El tema central de esta charla es las EMOCIONES SU GESTIÓN. Y tal vez alguien se pregunte: "¿Qué son las emociones?" Mi respuesta es la siguiente:
 
Son la manifestación de cómo estamos internamente, aquello que hace que una experiencia sea diferente para unos y otros y que dicha experiencia deje huella; son las que a veces provocan un cambio de rumbo en nuestra vida, bien por un poco o por completo.
 
Emoción es lo que puede convertir un atardecer en algo fantástico o algo detestable, según lo que siente el que contempla ese momento.
 
Cerramos ahora un momento los ojos y traemos a la mente el recuerdo de un atardecer… el primero que venga.
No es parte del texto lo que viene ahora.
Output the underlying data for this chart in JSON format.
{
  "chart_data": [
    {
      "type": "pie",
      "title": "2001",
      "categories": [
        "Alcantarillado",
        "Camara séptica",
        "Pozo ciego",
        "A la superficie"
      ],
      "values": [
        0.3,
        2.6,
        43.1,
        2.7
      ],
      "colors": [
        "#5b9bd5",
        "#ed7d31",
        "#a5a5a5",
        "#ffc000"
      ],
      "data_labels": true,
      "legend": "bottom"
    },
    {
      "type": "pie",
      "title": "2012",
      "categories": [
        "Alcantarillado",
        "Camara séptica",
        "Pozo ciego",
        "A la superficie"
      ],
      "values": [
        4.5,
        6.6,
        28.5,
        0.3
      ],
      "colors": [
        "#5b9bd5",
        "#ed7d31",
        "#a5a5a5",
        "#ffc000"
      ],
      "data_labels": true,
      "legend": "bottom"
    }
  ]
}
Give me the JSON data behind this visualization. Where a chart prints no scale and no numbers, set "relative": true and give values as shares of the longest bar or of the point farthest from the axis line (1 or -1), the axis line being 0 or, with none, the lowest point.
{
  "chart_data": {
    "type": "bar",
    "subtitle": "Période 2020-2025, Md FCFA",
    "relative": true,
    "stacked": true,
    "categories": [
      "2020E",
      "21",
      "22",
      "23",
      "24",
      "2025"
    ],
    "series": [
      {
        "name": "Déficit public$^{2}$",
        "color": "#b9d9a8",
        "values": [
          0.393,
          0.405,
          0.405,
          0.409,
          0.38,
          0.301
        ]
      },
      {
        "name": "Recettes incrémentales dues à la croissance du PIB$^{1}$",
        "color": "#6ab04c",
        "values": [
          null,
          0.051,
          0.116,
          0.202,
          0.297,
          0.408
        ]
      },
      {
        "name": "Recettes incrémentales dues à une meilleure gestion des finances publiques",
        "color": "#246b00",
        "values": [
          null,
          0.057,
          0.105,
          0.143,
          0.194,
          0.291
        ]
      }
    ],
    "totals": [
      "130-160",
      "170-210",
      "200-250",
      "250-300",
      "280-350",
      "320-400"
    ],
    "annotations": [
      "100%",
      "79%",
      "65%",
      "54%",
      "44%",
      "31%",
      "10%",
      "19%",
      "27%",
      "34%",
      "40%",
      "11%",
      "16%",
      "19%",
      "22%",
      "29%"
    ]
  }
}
Observamos los detalles de ese momento tal y como tuvo lugar… reviviendo lo que sentíamos entonces, sin cambiarlo… Eso es la emoción.
 
Las emociones tienen un origen primario: es el modo básico de existencia de los animales no razonan, sienten y reaccionan- y gracias a ellas es posible la supervivencia.
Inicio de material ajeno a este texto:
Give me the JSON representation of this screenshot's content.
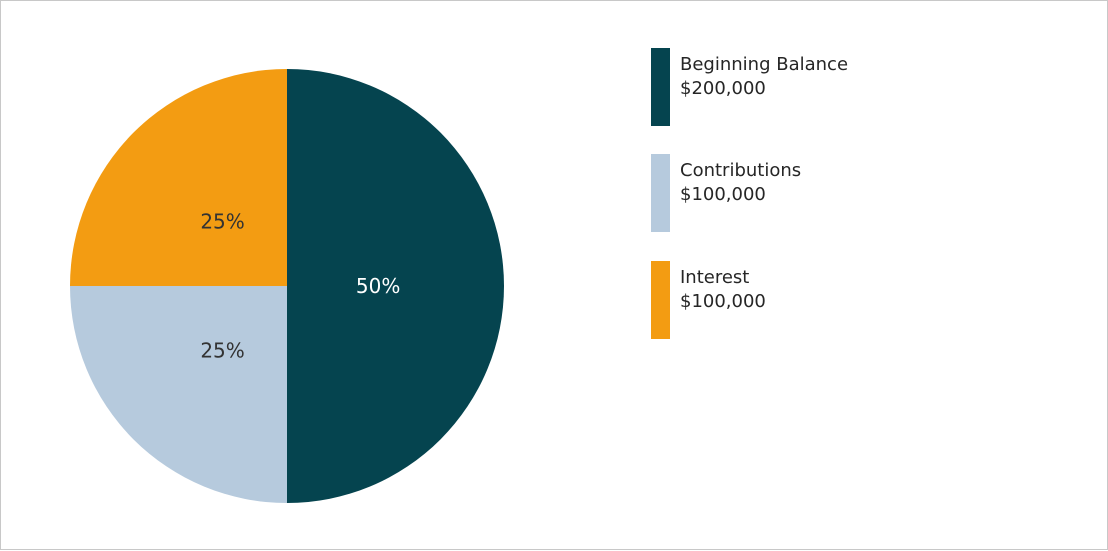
{
  "chart_data": {
    "type": "pie",
    "slices": [
      {
        "name": "Beginning Balance",
        "value_label": "$200,000",
        "value": 200000,
        "percent_label": "50%",
        "percent": 50,
        "color": "#05444f",
        "label_color": "#ffffff"
      },
      {
        "name": "Contributions",
        "value_label": "$100,000",
        "value": 100000,
        "percent_label": "25%",
        "percent": 25,
        "color": "#b6cadd",
        "label_color": "#333333"
      },
      {
        "name": "Interest",
        "value_label": "$100,000",
        "value": 100000,
        "percent_label": "25%",
        "percent": 25,
        "color": "#f39c12",
        "label_color": "#333333"
      }
    ],
    "legend_position": "right"
  }
}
Ya Darwin inició estudios importantes sobre las emociones al observar su expresión en los rostros. Desde entonces, se han desarrollado otras muchas teorías.
 
Lo que nos ocupa principalmente hoy aquí, es cómo vivimos las emociones: a veces nos desbordan y sentimos más rabia de la cuenta, mayor tristeza de la que corresponde, demasiada venganza, alegría exagerada, miedo fóbico, etc. Otras veces, cuando sería adecuado y conveniente sentir, no sentimos, bloqueamos la emoción para no sufrir, para no mostrar vulnerabilidad, para no dejarnos ser felices, para no mostrar nuestro desacuerdo, etc.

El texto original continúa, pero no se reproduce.